Esta distinção atribuída por Navia à retórica cínica, que o leva a contrapor o cinismo ao que ele chama de “escolas de filosofia” do mundo antigo (citando expressamente o platonismo, o aristotelismo e o estoicismo) poderia, talvez, ser mais aprofundada pelo autor. Em primeiro lugar, porque não apenas os cínicos associaram a experiência filosófica com aspectos práticos da vida cotidiana – basta lembrar apenas os exemplos de Pitágoras e do próprio Sócrates. Em segundo lugar, embora as fontes realcem o aspecto performático e prático da retórica de Diógenes, estas mesmas fontes também sublinham a notável habilidade oratória do filósofo cínico. Como citado, Diógenes de Laércio insistiu no “fascínio que as palavras de Diógenes despertavam em seus ouvintes” e também afirmou que ele “era extremamente habilidoso para responder perguntas” (DL, 74). Ou seja, contrapor a retórica cínica, por sua suposta ênfase na ação e não na argumentação, às estratégias retóricas empregadas por outros personagens da filosofia antiga não parece ser uma abordagem adequada para apreensão do que há de específico na figura de Diógenes. Em segundo lugar, porque a relação que Navia estabelece entre sua leitura a respeito da retórica de Diógenes e as fontes antigas a respeito deste personagem bem poderia ser lida de forma inversa ao proposto pelo autor. Navia sustenta que as fontes antigas que tratam de Diógenes apresentam a forma de um conjunto de histórias ou anedotas curtas justamente em função desta retórica performática dos cínicos; ora, bem se pode pensar que é o caráter anedótico das fontes que orienta a leitura que faz da retórica cínica um exercício de ação e não de argumentação.

O capítulo 3 do livro, “A metamorfose de Diógenes”, trata dos processos pelos quais Diógenes, um “banqueiro” – ou, ao menos, um filho de “banqueiro” – tornou-se um filósofo cínico dedicado a “desvirtuar a moeda corrente”. Neste capítulo Navia propõe abordagens psicológicas, sociais e histórico-filosóficas.
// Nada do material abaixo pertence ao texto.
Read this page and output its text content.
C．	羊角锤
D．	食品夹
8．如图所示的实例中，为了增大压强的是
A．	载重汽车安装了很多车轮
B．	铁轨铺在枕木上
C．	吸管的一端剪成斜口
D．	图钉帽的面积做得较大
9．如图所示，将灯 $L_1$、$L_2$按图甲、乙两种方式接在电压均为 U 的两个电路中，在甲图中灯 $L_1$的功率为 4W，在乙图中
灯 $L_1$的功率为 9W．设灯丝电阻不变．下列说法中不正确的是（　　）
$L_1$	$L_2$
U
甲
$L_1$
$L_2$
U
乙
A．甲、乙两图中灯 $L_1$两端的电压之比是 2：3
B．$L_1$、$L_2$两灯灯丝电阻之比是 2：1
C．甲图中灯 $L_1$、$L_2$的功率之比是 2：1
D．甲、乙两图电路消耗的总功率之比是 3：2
As primeiras partem da ideia de que a postura cínica pressupõe uma certa disposição psicológica voltada para a rebeldia e a contestação dos valores sociais instituídos. Neste sentido, o cinismo não seria uma mera opção intelectual, mas sim o resultado intelectual de um caráter inconformista. Para reforçar tal hipótese, Navia recorre à uma avaliação feita por Diderot:

pode bem ser verdade, como insistia Diderot, que a aceitação e a prática do cinismo suponha uma predisposição psicológica cuja ausência resulta na incapacidade de compreensão do que sequer possa ser o cinismo. Cínico se nasce – disse Diderot –, e os que não nasceram assim estão fadados a permanecer alheios ao que quer que o cinismo ensine ou manifeste (Navia, 2009, p. 112).
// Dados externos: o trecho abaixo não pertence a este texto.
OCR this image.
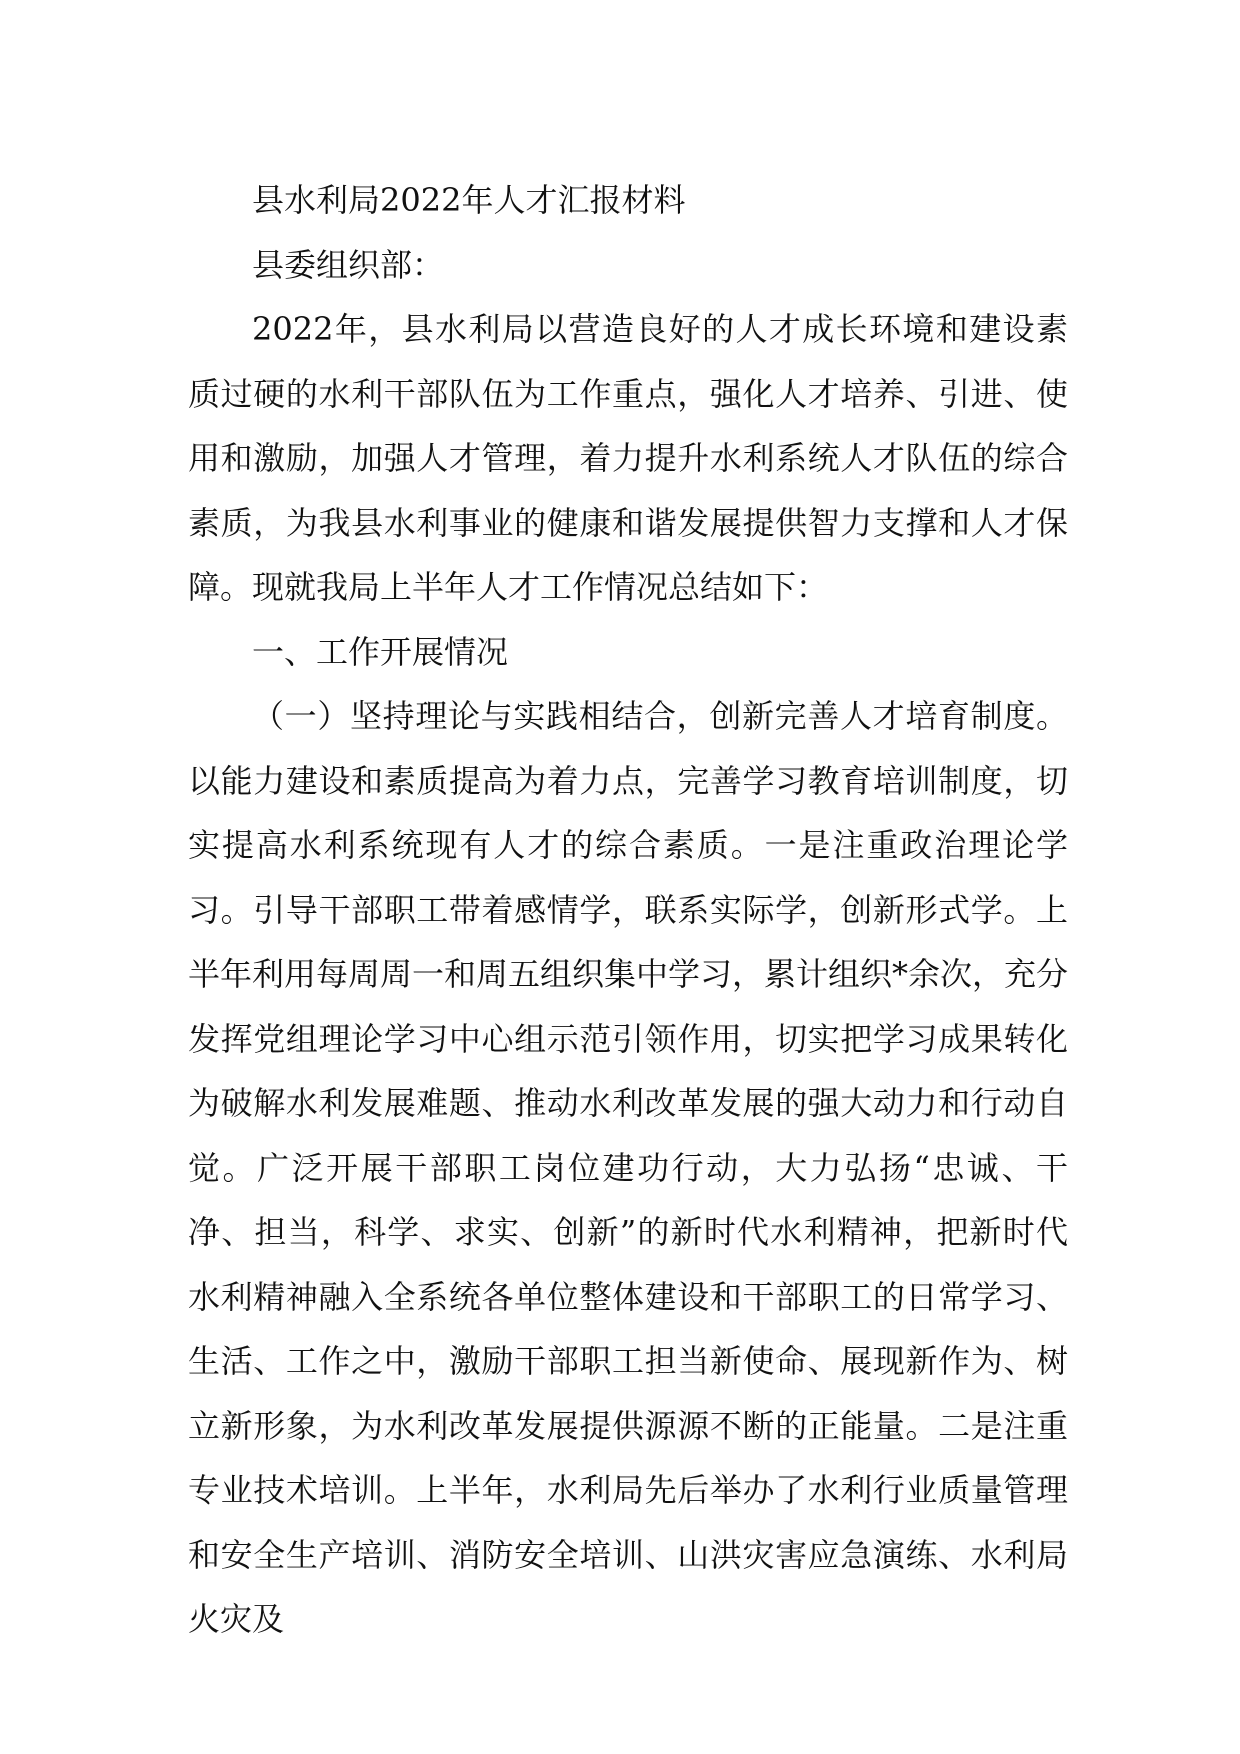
县水利局2022年人才汇报材料

县委组织部：

2022年，县水利局以营造良好的人才成长环境和建设素质过硬的水利干部队伍为工作重点，强化人才培养、引进、使用和激励，加强人才管理，着力提升水利系统人才队伍的综合素质，为我县水利事业的健康和谐发展提供智力支撑和人才保障。现就我局上半年人才工作情况总结如下：

一、工作开展情况

（一）坚持理论与实践相结合，创新完善人才培育制度。以能力建设和素质提高为着力点，完善学习教育培训制度，切实提高水利系统现有人才的综合素质。一是注重政治理论学习。引导干部职工带着感情学，联系实际学，创新形式学。上半年利用每周周一和周五组织集中学习，累计组织*余次，充分发挥党组理论学习中心组示范引领作用，切实把学习成果转化为破解水利发展难题、推动水利改革发展的强大动力和行动自觉。广泛开展干部职工岗位建功行动，大力弘扬“忠诚、干净、担当，科学、求实、创新”的新时代水利精神，把新时代水利精神融入全系统各单位整体建设和干部职工的日常学习、生活、工作之中，激励干部职工担当新使命、展现新作为、树立新形象，为水利改革发展提供源源不断的正能量。二是注重专业技术培训。上半年，水利局先后举办了水利行业质量管理和安全生产培训、消防安全培训、山洪灾害应急演练、水利局火灾及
Quanto às abordagens sociais, Navia salienta o fato de Diógenes, embora nascido “banqueiro”, ter-se tornado um homem desprovido de cidadania, algo que, aos olhos da sociedade grega clássica, transformava um indivíduo em algo menos que um homem, uma espécie de pária. Navia lembra as condições de vida de outros filósofos antigos reconhecidos como cínicos: Antístenes, filho bastardo de um cidadão com uma escrava; Mônimo e Menipo, escravos libertos; Dion Crisóstomo e Demétrio, exilados de suas cidades de origem. Neste sentido, a postura cínica, de negação dos valores políticos e sociais, teria sido desenvolvida por indivíduos privados de elementos de distinção social:

Os cínicos parecem ter sido o tipo de gente que começou a vida do lado errado e cujas vidas foram especialmente acometidas pela desgraça. Isso explica, em parte, a insatisfação deles com os homens a sua volta, seu desdém por convenções sociais ou conchavos políticos e seu projeto de solapar a estrutura do mundo dos homens que era responsável pela falência deles (Navia, 2009, p. 115).
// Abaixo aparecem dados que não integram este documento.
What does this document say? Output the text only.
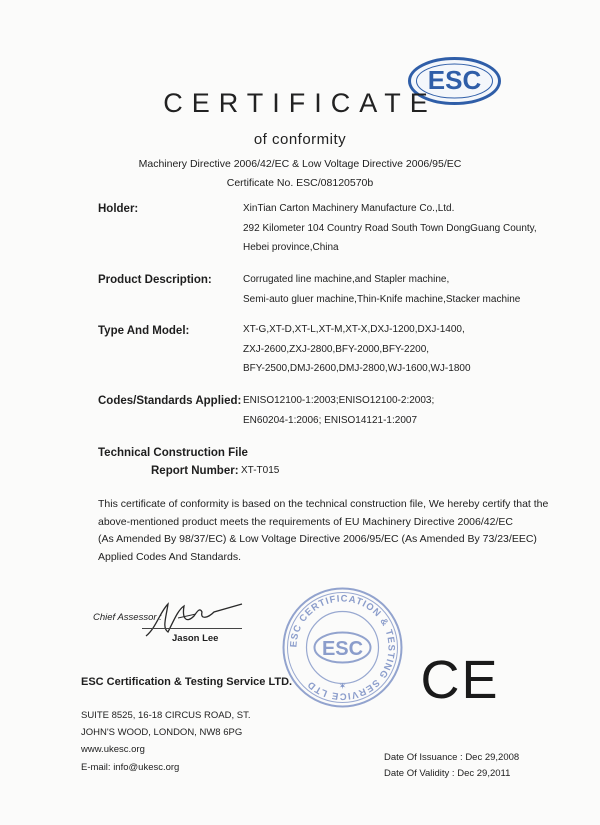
ESC
CERTIFICATE
of conformity
Machinery Directive 2006/42/EC & Low Voltage Directive 2006/95/EC
Certificate No. ESC/08120570b
Holder:	XinTian Carton Machinery Manufacture Co.,Ltd.
292 Kilometer 104 Country Road South Town DongGuang County,
Hebei province,China
Product Description:	Corrugated line machine,and Stapler machine,
Semi-auto gluer machine,Thin-Knife machine,Stacker machine
Type And Model:	XT-G,XT-D,XT-L,XT-M,XT-X,DXJ-1200,DXJ-1400,
ZXJ-2600,ZXJ-2800,BFY-2000,BFY-2200,
BFY-2500,DMJ-2600,DMJ-2800,WJ-1600,WJ-1800
Codes/Standards Applied: ENISO12100-1:2003;ENISO12100-2:2003;
EN60204-1:2006; ENISO14121-1:2007
Technical Construction File
Report Number: XT-T015
This certificate of conformity is based on the technical construction file, We hereby certify that the
above-mentioned product meets the requirements of EU Machinery Directive 2006/42/EC
(As Amended By 98/37/EC) & Low Voltage Directive 2006/95/EC (As Amended By 73/23/EEC)
Applied Codes And Standards.
Chief Assessor :
Jason Lee	ESC CERTIFICATION & TESTING SERVICE LTD
ESC
✶ CE
ESC Certification & Testing Service LTD.
SUITE 8525, 16-18 CIRCUS ROAD, ST.
JOHN'S WOOD, LONDON, NW8 6PG
www.ukesc.org
E-mail: info@ukesc.org
Date Of Issuance : Dec 29,2008
Date Of Validity : Dec 29,2011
Navia, porém, concede pouca atenção a estas abordagens, preferindo concentrar sua atenção numa mais promissora abordagem histórica e filosófica e enfatizar as influências intelectuais às quais Diógenes esteve exposto. O autor identifica duas grandes correntes intelectuais que poderiam ser identificadas como inspiradoras das ideias de Diógenes. Em primeiro lugar, apoiado em fontes diversas, que remontam a Heródoto, ele destaca a relevância de certas tradições de saber em várias regiões do Oriente antigo que, de variadas formas, pregavam o “equilíbrio e o ascetismo […] como o caminho mais curto para se alcançar esclarecimento e felicidade” (p. 120). Segundo Navia, em várias regiões da Índia e da China,

ensinava-se mais por meio do exemplo do que por meio do discurso e divulgavam-se os ensinamentos por meio de ações aparentemente irracionais e frequentemente violentas, as quais foram especificamente designadas para forçar os outros a refletir sobre suas próprias vidas e corrigir seu comportamento. Igualmente, depara-se aqui com uma ênfase na disciplina, na indiferença e na simplicidade, inclusive com uma atitude acolhedora para com insultos e vitupérios (Navia, 2009, p. 121).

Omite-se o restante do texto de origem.